Home

Geometric Operations on Hundreds of Millions of Objects
Wm Randolph Franklin
Rensselaer Polytechnic Institute

Summary

Local topological data structures, uniform grids, KISS lead to fast implementations on large datasets.

Example: Mass Props

100,000,000 squares (400,000,000 edges)...
edge length = 0.0006
Average depth of squares = 37
Number of potential edge-edge intersections = 15,000,000,000
Time to find area, perimeter of union: 640 cpu secs.

(500 squares illustrated.)

Application: Cutting Tool Path

Represent path of a tool as piecewise line.
Each piece sweeps a polyhedron.
Volume of material removed is (approx) volume of union of those polyhedra.

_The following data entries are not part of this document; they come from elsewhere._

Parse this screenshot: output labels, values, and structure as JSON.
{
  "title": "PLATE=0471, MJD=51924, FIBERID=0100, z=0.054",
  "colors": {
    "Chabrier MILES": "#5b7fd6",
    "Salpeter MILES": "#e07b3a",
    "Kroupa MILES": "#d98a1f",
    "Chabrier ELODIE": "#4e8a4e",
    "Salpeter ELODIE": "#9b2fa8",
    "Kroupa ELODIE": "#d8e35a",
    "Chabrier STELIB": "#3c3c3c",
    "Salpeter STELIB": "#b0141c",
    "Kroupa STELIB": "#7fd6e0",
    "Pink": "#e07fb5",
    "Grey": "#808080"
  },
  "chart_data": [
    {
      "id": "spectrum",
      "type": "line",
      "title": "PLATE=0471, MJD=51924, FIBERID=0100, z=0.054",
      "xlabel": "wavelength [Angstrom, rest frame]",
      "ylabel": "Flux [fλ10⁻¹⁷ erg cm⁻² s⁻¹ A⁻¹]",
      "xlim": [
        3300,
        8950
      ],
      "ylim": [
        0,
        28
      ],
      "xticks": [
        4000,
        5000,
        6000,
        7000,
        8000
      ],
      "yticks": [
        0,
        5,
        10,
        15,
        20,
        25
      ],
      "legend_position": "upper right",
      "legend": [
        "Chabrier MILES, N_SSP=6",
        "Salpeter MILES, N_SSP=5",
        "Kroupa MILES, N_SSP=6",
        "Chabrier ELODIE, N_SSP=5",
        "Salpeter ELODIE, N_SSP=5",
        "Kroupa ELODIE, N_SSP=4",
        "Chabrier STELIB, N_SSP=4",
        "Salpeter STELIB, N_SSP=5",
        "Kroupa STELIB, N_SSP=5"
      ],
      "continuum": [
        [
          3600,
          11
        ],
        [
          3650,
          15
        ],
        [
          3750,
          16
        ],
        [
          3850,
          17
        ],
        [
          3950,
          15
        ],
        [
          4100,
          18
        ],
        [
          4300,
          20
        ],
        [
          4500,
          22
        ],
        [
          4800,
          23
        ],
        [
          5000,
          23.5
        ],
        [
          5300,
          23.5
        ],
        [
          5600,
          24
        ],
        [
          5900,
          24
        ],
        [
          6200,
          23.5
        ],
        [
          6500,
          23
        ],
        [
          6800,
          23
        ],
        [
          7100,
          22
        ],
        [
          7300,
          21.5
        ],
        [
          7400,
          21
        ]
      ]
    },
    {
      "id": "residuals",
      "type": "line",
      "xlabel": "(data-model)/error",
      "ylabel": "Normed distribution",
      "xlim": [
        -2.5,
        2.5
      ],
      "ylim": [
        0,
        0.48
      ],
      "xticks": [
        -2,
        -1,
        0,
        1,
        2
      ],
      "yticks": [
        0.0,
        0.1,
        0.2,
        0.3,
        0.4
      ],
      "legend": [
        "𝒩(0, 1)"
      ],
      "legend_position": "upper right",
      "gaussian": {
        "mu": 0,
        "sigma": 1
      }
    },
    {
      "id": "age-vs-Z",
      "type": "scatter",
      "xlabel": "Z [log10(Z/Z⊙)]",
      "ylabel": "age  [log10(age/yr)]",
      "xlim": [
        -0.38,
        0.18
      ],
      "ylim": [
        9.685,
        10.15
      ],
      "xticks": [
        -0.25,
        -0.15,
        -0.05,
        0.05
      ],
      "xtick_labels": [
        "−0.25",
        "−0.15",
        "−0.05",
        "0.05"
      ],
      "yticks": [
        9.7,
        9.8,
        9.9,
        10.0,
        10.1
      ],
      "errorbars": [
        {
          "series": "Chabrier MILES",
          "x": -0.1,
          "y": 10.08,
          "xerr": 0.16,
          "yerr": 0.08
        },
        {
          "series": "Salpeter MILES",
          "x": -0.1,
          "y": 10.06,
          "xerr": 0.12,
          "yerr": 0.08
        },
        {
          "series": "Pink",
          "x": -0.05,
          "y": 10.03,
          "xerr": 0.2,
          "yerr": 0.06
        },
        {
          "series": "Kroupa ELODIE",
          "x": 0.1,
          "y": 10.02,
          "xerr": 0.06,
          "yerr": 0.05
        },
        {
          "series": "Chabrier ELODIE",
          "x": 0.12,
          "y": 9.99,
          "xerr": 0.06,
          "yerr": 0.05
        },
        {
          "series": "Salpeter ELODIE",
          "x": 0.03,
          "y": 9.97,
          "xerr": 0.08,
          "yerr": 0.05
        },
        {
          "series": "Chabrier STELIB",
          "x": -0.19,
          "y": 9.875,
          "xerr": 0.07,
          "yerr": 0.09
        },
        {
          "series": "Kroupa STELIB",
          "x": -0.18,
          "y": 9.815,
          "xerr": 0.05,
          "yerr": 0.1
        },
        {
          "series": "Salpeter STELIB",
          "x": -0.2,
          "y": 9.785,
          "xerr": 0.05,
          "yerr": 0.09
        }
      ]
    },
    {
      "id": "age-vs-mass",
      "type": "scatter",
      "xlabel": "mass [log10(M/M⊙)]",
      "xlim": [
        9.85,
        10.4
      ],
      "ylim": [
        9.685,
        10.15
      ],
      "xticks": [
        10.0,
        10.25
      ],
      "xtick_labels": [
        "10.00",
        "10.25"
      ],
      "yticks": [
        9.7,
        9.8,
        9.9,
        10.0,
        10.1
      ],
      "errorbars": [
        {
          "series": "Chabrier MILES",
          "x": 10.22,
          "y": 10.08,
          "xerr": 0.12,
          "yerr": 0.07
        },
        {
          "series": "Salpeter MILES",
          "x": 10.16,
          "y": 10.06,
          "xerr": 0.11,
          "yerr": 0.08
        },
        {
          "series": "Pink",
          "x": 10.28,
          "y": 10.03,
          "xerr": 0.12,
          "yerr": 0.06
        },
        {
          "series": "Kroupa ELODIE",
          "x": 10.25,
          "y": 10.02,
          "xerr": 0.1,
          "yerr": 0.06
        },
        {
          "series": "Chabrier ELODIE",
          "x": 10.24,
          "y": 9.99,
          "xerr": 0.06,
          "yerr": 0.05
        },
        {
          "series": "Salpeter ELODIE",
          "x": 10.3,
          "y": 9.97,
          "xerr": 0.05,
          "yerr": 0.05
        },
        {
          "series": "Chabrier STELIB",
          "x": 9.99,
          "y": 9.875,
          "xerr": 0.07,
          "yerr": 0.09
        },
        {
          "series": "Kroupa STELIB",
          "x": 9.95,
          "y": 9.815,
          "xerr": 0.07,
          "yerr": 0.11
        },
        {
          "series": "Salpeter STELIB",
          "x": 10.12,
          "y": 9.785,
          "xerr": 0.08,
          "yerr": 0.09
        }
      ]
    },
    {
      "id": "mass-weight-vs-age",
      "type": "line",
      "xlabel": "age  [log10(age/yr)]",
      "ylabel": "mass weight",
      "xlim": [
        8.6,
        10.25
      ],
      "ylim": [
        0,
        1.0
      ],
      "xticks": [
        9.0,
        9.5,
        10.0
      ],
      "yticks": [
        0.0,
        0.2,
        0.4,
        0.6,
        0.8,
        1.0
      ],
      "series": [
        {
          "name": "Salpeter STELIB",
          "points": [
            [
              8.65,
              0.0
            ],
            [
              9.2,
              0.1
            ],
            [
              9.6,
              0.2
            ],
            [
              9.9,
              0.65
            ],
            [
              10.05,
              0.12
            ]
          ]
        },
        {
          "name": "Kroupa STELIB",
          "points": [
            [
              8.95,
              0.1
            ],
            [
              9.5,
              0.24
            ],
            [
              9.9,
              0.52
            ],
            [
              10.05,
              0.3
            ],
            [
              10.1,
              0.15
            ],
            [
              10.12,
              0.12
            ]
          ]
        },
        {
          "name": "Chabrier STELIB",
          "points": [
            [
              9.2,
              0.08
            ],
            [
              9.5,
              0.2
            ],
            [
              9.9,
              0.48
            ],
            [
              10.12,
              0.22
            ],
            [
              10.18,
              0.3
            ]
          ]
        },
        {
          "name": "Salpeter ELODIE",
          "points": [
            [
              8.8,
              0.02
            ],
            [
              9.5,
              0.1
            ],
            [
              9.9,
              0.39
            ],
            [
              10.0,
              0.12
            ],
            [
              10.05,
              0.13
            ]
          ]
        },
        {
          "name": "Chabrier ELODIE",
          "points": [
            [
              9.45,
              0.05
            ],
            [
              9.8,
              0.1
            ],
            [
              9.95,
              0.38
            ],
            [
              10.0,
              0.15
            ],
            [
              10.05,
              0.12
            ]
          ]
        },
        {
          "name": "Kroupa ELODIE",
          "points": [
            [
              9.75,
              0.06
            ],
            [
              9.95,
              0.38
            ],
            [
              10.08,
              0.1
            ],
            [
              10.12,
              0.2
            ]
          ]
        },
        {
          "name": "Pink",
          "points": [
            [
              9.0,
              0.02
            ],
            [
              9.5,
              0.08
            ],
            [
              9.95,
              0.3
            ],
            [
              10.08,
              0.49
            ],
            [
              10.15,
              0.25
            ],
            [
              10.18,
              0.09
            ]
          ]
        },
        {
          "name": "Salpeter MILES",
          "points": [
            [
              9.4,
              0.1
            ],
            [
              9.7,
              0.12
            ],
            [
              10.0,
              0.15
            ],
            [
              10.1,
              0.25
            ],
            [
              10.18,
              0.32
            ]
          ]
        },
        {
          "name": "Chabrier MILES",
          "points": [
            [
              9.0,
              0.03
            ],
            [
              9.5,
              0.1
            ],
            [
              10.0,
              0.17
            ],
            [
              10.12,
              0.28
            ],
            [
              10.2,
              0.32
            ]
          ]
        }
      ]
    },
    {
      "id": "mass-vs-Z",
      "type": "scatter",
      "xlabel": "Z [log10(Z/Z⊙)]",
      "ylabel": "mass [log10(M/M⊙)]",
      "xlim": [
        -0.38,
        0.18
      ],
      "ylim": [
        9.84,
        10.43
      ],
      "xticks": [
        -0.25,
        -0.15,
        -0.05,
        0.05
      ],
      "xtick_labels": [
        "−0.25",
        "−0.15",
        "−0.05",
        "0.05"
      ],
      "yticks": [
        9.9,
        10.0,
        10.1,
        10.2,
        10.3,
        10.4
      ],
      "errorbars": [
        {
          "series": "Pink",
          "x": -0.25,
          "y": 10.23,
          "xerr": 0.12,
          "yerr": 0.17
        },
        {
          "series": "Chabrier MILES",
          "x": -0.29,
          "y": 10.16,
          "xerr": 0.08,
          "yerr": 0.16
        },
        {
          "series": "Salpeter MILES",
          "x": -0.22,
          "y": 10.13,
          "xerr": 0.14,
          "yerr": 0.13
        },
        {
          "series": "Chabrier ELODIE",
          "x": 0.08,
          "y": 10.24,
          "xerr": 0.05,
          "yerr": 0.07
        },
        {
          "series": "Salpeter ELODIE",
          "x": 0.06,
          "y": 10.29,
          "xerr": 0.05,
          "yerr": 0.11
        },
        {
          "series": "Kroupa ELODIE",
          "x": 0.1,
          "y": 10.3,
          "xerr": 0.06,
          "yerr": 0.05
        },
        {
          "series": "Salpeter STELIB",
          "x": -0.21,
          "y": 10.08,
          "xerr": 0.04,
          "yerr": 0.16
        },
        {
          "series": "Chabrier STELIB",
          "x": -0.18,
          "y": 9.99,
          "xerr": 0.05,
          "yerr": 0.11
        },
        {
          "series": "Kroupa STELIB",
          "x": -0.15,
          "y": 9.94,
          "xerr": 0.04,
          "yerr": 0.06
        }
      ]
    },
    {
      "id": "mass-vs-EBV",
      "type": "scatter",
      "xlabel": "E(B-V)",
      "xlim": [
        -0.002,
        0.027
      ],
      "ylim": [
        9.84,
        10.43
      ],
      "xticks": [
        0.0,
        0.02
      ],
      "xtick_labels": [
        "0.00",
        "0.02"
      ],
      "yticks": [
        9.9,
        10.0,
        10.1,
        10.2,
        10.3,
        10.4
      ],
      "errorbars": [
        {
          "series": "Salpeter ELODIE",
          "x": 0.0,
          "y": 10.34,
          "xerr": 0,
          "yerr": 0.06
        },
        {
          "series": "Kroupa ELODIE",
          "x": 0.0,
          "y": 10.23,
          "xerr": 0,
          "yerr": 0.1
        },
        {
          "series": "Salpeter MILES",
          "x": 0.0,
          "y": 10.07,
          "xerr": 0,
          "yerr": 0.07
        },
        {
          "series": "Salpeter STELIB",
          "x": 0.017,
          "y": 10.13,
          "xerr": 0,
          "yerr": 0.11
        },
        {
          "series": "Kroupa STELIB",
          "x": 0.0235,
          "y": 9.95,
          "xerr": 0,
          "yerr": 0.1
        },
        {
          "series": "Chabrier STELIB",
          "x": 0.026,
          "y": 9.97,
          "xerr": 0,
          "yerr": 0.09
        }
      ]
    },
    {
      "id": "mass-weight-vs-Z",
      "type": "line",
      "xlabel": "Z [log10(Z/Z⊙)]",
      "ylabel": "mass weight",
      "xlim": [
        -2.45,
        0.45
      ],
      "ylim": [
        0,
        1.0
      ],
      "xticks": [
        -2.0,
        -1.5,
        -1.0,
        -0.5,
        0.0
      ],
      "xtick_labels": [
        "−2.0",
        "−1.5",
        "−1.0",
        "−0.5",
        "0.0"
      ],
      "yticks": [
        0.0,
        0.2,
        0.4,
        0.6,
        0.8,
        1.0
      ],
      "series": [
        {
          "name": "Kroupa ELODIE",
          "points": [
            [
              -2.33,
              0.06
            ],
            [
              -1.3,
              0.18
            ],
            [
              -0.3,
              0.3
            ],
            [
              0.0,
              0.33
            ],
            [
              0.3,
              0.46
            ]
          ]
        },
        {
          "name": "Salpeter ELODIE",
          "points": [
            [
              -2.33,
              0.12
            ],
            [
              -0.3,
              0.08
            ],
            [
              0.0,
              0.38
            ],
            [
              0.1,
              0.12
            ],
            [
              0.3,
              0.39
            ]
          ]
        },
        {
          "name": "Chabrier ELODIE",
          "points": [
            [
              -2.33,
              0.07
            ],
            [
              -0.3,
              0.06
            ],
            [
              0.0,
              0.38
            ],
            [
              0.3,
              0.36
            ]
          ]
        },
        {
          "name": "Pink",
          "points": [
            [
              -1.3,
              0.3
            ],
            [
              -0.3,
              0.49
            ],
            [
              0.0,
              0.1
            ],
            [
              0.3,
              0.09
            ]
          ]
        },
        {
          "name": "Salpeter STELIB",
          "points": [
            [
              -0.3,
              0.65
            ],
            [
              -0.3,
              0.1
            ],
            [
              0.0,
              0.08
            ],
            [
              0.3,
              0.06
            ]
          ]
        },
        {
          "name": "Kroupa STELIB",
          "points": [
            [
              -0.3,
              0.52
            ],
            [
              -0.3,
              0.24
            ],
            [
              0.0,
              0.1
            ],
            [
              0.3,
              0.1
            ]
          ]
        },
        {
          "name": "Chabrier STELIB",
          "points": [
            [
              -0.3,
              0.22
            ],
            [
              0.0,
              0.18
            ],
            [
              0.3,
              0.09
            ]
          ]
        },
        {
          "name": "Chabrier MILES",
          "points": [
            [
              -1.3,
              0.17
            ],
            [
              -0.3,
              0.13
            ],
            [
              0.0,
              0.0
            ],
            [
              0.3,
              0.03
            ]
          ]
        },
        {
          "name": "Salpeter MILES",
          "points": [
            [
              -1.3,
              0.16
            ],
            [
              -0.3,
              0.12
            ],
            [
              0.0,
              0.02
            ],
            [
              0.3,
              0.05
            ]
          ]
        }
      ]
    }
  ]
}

(Image shows Surfware Inc's Surfcam.)

More Applications

VLSI Design

Sometimes polygons are designed as overlapping squares.

Cartographic Regions

Existing Method for Union Area

Unite the input polygons pair by pair, using DCELs, quad-edges, or whatever.
Repeat log(N)=23 times, forming larger polygons.
Carefully watch the topology and the intermediate storage swell.
Compute the area and perimeter.

Problems With Usual Method for Area of Union of Many Objects

Large depth of squares is bad (more intersections, slower inclusion testing).

New Technique

Principles

Keep the data structures as simple and compact as possible.
Store the minimal possible topology.

Specifics

Few pointers
No hierarchies
No global topology. Not even edges.

Output Polygon Format

Only data type is vertex, containing

(x,y)
directions of its edges
which sector is inside

Properties

no explicit edges; no edge loops
no component containment info
can represent general polygons with multiple nested or separate components
any mass property determinable in one pass thru the set
parallelizable
amenable to external storage implementation

Mass Properties of Rectilinear Polygons

8 types of vertices, based on neighborhood
4 are type "+", 4 "-"
Area = (s_ix_iy_i)
Perimeter = (+-x_i+-y_i)

Formulae generalize to other polygons, and to 3D.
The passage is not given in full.